Talk about a coalition of chaos…
The Tories are trying to persuade the British people that the increasingly tough stance and confrontational tone of the negotiations prove the need for a Conservative government, because only Theresa May’s much-vaunted ‘strong and stable’ leadership can deliver a Brexit deal that is good for Britain.
I believe that the British people are smarter than that. I think that they know that the likes of Boris Johnson and Liam Fox are like red rags to the European bull. And I think that they are realising that the last thing we need now is for the country to be run by an unchecked, unfettered Conservative Party. Left to their own devices the Tories will happily crash us out of the EU without a deal, and they will delight in using Brexit as a vehicle for turning the UK into a European version of the Cayman Islands.
The leaked account of the disastrous Brexit dinner at Downing Street between May and Juncker serves only to reinforce the narrative that has been building since the referendum. It paints a picture of a deluded British government, seemingly convinced that it will be able to cherry-pick, and unable to comprehend that our European partners also have their red lines. And it portrays the growing frustration of the EU, with Juncker apparently reminding our Prime Minister of the fact that ‘the EU is not a golf club’. Ouch.
Labour is the only party in this election that has a chance of talking the Tories down from the Brexit window ledge, and we should place this fact at the heart of our election campaign.

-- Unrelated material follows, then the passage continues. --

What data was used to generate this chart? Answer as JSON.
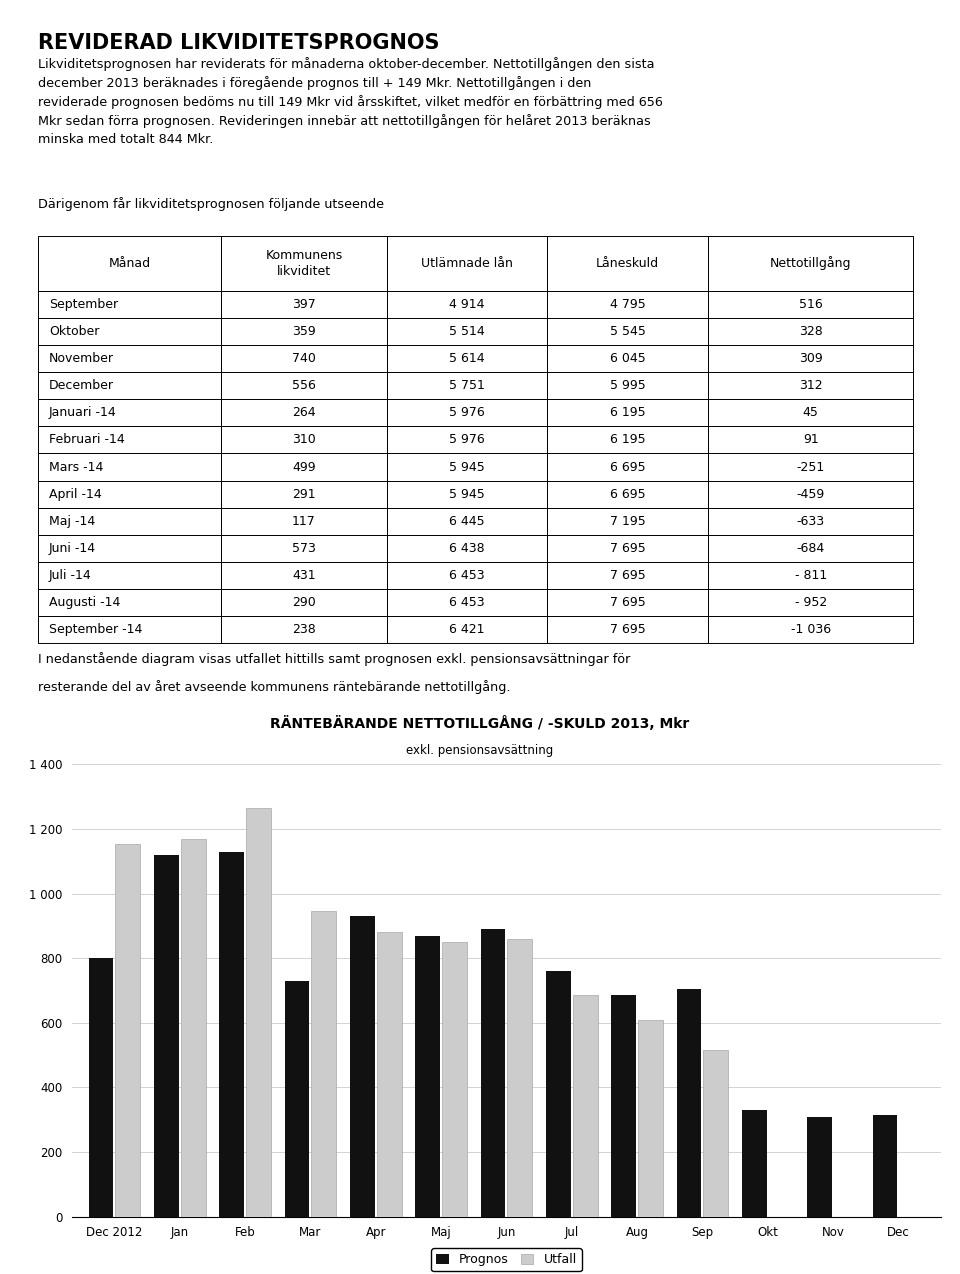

Our pro-European credentials and internationalist values, combined with our balanced, pragmatic approach to Brexit, are precisely the qualities that the EU will be looking for after 8 June. A strong Labour party in parliament can help to re-build the trust and engagement that are so urgently needed as we embark upon these vital, complex, and high risk negotiations.

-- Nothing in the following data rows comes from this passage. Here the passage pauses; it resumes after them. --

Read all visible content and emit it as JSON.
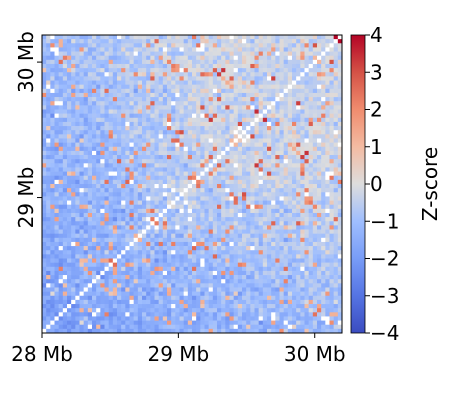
{
  "chart_data": {
    "type": "heatmap",
    "title": "",
    "x_axis": {
      "range_mb": [
        28.0,
        30.2
      ],
      "ticks": [
        {
          "value": 28,
          "label": "28 Mb"
        },
        {
          "value": 29,
          "label": "29 Mb"
        },
        {
          "value": 30,
          "label": "30 Mb"
        }
      ]
    },
    "y_axis": {
      "range_mb": [
        28.0,
        30.2
      ],
      "ticks": [
        {
          "value": 29,
          "label": "29 Mb"
        },
        {
          "value": 30,
          "label": "30 Mb"
        }
      ]
    },
    "colorbar": {
      "label": "Z-score",
      "vmin": -4,
      "vmax": 4,
      "colormap": "coolwarm",
      "ticks": [
        {
          "value": 4,
          "label": "4"
        },
        {
          "value": 3,
          "label": "3"
        },
        {
          "value": 2,
          "label": "2"
        },
        {
          "value": 1,
          "label": "1"
        },
        {
          "value": 0,
          "label": "0"
        },
        {
          "value": -1,
          "label": "−1"
        },
        {
          "value": -2,
          "label": "−2"
        },
        {
          "value": -3,
          "label": "−3"
        },
        {
          "value": -4,
          "label": "−4"
        }
      ]
    },
    "matrix": {
      "bins": 72,
      "diagonal": "masked (white)",
      "symmetric": true,
      "pattern": "distance-dependent gradient: strongly negative (blue) near 28 Mb, near-zero/neutral far off-diagonal, scattered positive (red) cells toward upper right",
      "bin_size_mb": 0.03
    },
    "colors": {
      "cold": "#3b4cc0",
      "neutral": "#dddddd",
      "hot": "#b40426",
      "missing": "#ffffff"
    }
  }
}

The reality is that the EU governments and institutions have been fighting a running battle with the Tories for decades. From Thatcher’s handbag to Major’s bastards to Cameron’s Big Referendum Gamble the relationship has always been deeply antagonistic, and the petty Little Englander nationalism of the Conservative Party has always made it extremely difficult to build constructive engagement.
Little wonder, then, that the EU is now spoiling for a fight.

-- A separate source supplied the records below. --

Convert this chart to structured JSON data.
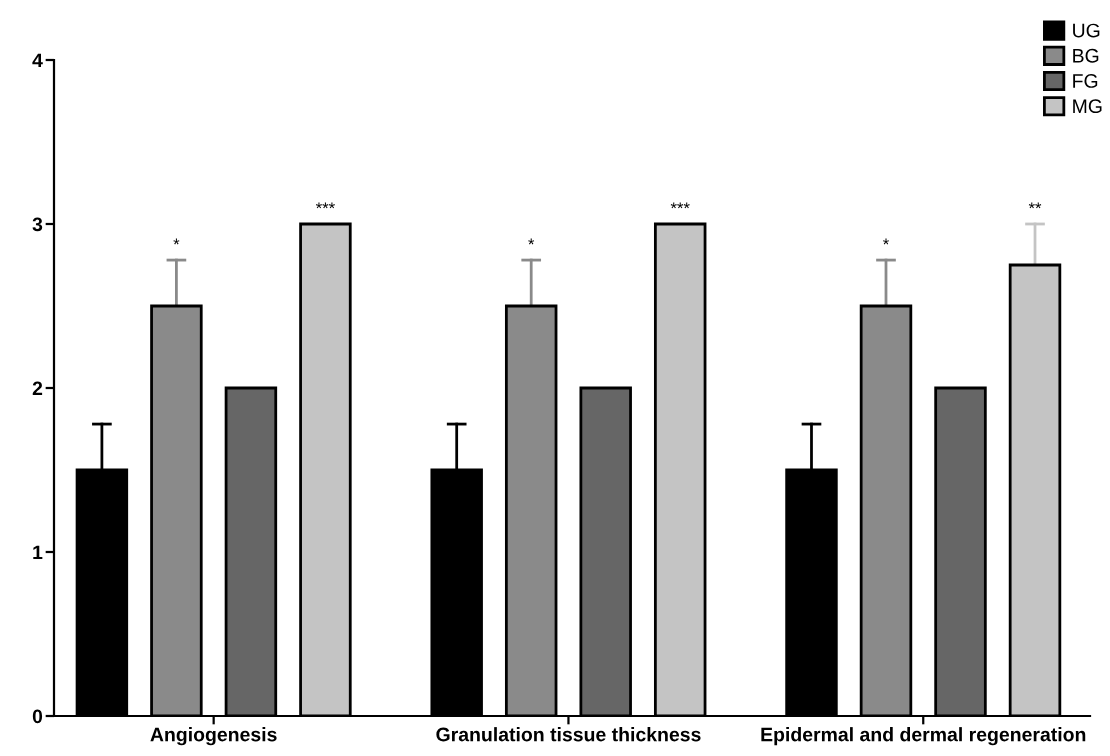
{
  "chart_data": {
    "type": "bar",
    "categories": [
      "Angiogenesis",
      "Granulation tissue thickness",
      "Epidermal and dermal regeneration"
    ],
    "series": [
      {
        "name": "UG",
        "color": "#000000",
        "values": [
          1.5,
          1.5,
          1.5
        ],
        "errors": [
          [
            1.5,
            1.78
          ],
          [
            1.5,
            1.78
          ],
          [
            1.5,
            1.78
          ]
        ]
      },
      {
        "name": "BG",
        "color": "#8a8a8a",
        "values": [
          2.5,
          2.5,
          2.5
        ],
        "errors": [
          [
            2.5,
            2.78
          ],
          [
            2.5,
            2.78
          ],
          [
            2.5,
            2.78
          ]
        ]
      },
      {
        "name": "FG",
        "color": "#666666",
        "values": [
          2,
          2,
          2
        ]
      },
      {
        "name": "MG",
        "color": "#c4c4c4",
        "values": [
          3,
          3,
          2.75
        ],
        "errors": [
          null,
          null,
          [
            2.75,
            3.0
          ]
        ]
      }
    ],
    "annotations": [
      "*",
      "***",
      "*",
      "***",
      "*",
      "**"
    ],
    "ylim": [
      0,
      4
    ],
    "yticks": [
      0,
      1,
      2,
      3,
      4
    ],
    "grid": false,
    "legend": "top right"
  }
}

And this is why it is so vitally important that Labour does well on 8 June. A strong Labour presence in parliament will help to get the tone and positioning of the negotiations back onto a positive footing. That will simply never be possible if the Brextremists are in charge. There is too much bad blood between them and Brussels, and there are too many scores to settle.
A Tory landslide would in fact be the worst possible result for the negotiations, as it would lead inevitably to a hardening of positions on both sides of the negotiating table. As Francois Hollande proclaimed shortly after the four-minute summit:
“the bases, the principles, the objectives are already fixed: these will be the lines that are chosen by the negotiators, and there will be no others.”
In other words, and as previously stated by his colleague Mr Verhofstadt, Hollande is saying that the EU could not care less about the size of Theresa May’s majority. But, reading between the lines, Hollande is saying more than that; he is saying that the EU sees May’s decision to call a snap election as evidence of the weakness of her negotiating position. It is her last roll of the dice before she enters the negotiating arena. A defiant gesture, but ultimately futile.
So, if you want a parliament that can help to re-build the mutual respect and trust that are pre-conditions for any successful negotiation, and if you want a Brexit deal that delivers the best possible outcomes for Britain, then you should vote Labour on 8 June.